Day 3: The following day, we hit the road visiting Mtskheta, a little town outside of Tbilisi, the former capital of Georgia at the confluence of two rivers, Aragvi and Mtkvari, and the sight of the ancient Christian Georgian monasteries and cathedral. We then visited Uplistsikhe, an ancient rock-hewn town, and stopped by Gori, the birthplace of Joseph Stalin, to tour Stalin Museum with its numerous Communist propaganda posters, a collection of Stalin’s smoking pipes, and a replica of his birth home. We finished the day driving back to Tbilisi by the territory annexed by Russia during the 2008 military conflict. The territory occupied now by South Ossetia previously belonged to Georgia. We were riding less than a mile from this new border.
Day 4: On this long day trip out of Tbilisi, we drove the infamous and incredibly picturesque Georgian Military Road to Kazbegi, a majestic mountain towering over a little town of the same name. Multiple stops to admire the bucolic views of the mountains dotted with grazing sheep on their slopes, old fortresses, gorges, and waterfalls were the main attractions of the day capped with exploring the Sergenti church dramatically set with Kazbegi mountain as the background.

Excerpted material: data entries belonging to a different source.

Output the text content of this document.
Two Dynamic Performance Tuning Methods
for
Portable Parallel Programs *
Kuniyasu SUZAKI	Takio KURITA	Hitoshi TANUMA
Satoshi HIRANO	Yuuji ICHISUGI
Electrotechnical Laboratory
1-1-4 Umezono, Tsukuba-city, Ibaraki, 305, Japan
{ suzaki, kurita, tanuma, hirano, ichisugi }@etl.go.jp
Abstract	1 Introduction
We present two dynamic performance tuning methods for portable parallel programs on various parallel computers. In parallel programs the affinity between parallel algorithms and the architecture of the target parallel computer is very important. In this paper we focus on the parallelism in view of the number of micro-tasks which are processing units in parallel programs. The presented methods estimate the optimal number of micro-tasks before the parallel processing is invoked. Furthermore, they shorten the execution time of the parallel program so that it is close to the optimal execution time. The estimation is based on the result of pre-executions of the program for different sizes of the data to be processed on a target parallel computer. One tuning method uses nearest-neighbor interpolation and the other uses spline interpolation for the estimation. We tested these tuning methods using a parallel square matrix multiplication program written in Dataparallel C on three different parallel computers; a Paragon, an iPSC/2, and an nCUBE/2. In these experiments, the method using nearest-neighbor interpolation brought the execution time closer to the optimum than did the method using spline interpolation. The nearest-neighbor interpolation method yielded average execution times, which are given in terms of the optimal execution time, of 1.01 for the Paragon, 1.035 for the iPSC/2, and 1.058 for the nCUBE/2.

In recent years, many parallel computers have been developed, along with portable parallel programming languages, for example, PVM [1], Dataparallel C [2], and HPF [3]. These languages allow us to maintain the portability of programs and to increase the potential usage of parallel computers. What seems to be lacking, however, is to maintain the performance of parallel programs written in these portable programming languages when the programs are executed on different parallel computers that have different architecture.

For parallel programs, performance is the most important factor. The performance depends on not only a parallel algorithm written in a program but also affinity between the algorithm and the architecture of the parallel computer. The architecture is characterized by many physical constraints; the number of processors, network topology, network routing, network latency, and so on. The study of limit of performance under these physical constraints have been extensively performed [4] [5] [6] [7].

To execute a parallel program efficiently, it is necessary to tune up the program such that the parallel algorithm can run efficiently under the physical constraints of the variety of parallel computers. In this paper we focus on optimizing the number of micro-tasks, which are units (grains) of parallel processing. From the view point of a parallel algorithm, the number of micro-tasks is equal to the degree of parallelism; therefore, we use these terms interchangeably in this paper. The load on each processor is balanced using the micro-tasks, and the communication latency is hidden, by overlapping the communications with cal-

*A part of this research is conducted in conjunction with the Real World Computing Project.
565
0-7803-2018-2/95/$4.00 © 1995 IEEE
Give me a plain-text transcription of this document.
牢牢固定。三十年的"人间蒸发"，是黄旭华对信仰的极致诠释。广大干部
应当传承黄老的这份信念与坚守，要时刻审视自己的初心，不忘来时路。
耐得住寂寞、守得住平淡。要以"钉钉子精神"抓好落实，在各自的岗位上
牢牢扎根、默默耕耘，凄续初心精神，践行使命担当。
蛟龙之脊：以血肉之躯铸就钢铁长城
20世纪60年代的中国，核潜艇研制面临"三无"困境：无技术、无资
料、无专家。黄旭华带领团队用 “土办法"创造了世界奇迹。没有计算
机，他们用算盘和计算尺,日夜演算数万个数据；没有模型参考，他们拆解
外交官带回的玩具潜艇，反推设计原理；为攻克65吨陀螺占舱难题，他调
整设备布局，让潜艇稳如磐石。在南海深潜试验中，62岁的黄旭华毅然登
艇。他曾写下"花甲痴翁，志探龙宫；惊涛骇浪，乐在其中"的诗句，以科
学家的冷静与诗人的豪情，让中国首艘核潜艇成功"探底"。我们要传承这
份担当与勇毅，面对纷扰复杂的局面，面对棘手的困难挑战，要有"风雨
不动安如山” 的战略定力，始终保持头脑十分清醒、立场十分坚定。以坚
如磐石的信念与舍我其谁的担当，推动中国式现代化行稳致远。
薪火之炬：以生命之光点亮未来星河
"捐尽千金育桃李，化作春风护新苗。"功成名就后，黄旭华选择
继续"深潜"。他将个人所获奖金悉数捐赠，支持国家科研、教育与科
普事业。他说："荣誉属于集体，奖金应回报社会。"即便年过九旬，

Day 5: We ventured into the eastern region of Kakheti known for its countless old fortresses, beautiful lakes, and world-renowned wineries of the Alazani valley. On our way to Telavi, where we celebrated Victor’s mom’s birthday and spent the night, we stopped by an old and crumbling fortress of Ujarma, poked our noses into the Alaverdi monastery surrounded by grapevines, and drove through the pastoral landscapes of the Alazani valley.
Day 6: We continued our drive through Kakheti, stopping by lakes Lopota and Ilya, exploring the old fortress of Gremi and Nekresi monastery, and ending our day with an incredible visit to a winery in Kvareli, where we had dinner and were served the exceptional dishes of Georgian cuisine with the restaurant providing unparallel views of the Alazani valley.

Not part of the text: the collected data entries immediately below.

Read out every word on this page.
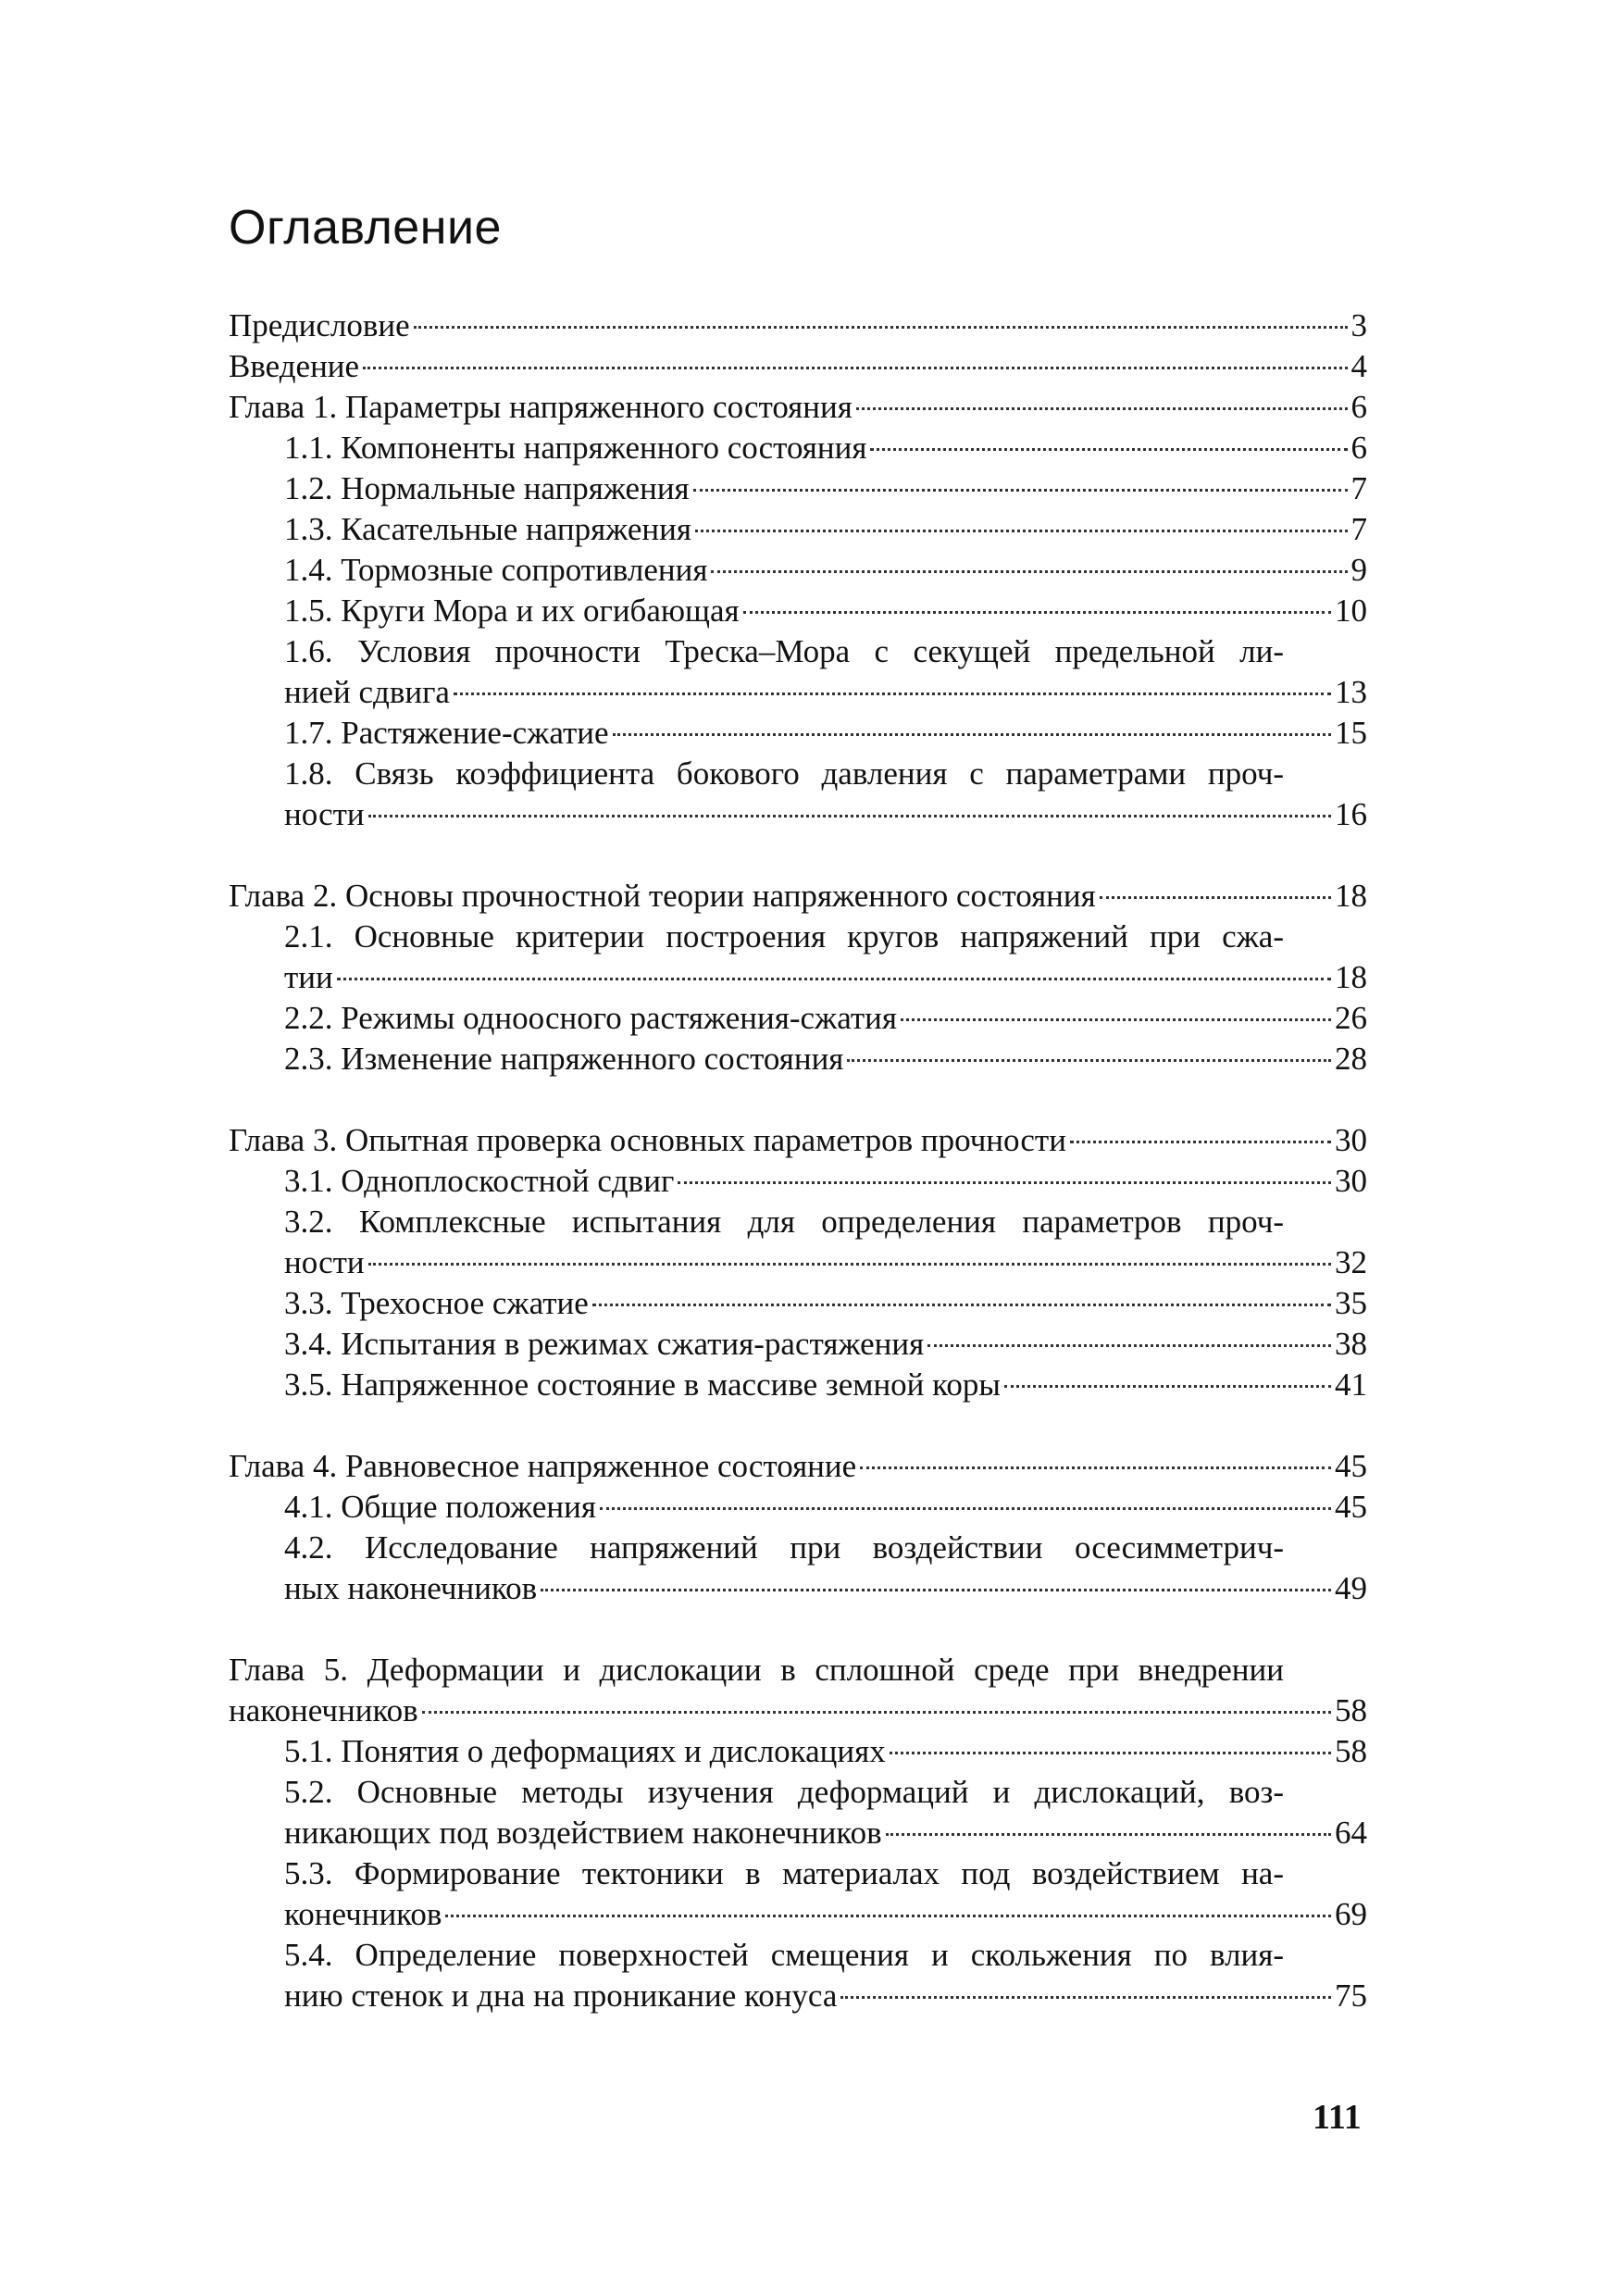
Оглавление
Предисловие	3
Введение	4
Глава 1. Параметры напряженного состояния	6
1.1. Компоненты напряженного состояния	6
1.2. Нормальные напряжения	7
1.3. Касательные напряжения	7
1.4. Тормозные сопротивления	9
1.5. Круги Мора и их огибающая	10
1.6. Условия прочности Треска–Мора с секущей предельной ли-
нией сдвига	13
1.7. Растяжение-сжатие	15
1.8. Связь коэффициента бокового давления с параметрами проч-
ности	16
Глава 2. Основы прочностной теории напряженного состояния	18
2.1. Основные критерии построения кругов напряжений при сжа-
тии	18
2.2. Режимы одноосного растяжения-сжатия	26
2.3. Изменение напряженного состояния	28
Глава 3. Опытная проверка основных параметров прочности	30
3.1. Одноплоскостной сдвиг	30
3.2. Комплексные испытания для определения параметров проч-
ности	32
3.3. Трехосное сжатие	35
3.4. Испытания в режимах сжатия-растяжения	38
3.5. Напряженное состояние в массиве земной коры	41
Глава 4. Равновесное напряженное состояние	45
4.1. Общие положения	45
4.2. Исследование напряжений при воздействии осесимметрич-
ных наконечников	49
Глава 5. Деформации и дислокации в сплошной среде при внедрении
наконечников	58
5.1. Понятия о деформациях и дислокациях	58
5.2. Основные методы изучения деформаций и дислокаций, воз-
никающих под воздействием наконечников	64
5.3. Формирование тектоники в материалах под воздействием на-
конечников	69
5.4. Определение поверхностей смещения и скольжения по влия-
нию стенок и дна на проникание конуса	75
111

Day 7: On this day, we explored the town of Kvareli with its quirky museums and had a wine tasting at a world-renowned Kindzmarauli winery. We finished the day in Sighnaghi, a picturesque hill town with cobblestone streets that felt very much Italian.
Day 8: We finished our journey in the Kakheti region and Georgia overall by exploring Sighnaghi and its surroundings, including visiting the pilgrimage site of Bodbe monastery and the hometown and museum of a very famous Georgian, a nativist artist Niko Pirosmani.
Even though we managed to cover a very large part of the country in just one week, I absolutely plan on coming back. Years later, I am still in love with the food, the wine, the sites, one particular dog, and every person I met. After all, Georgia is expecting us back as well.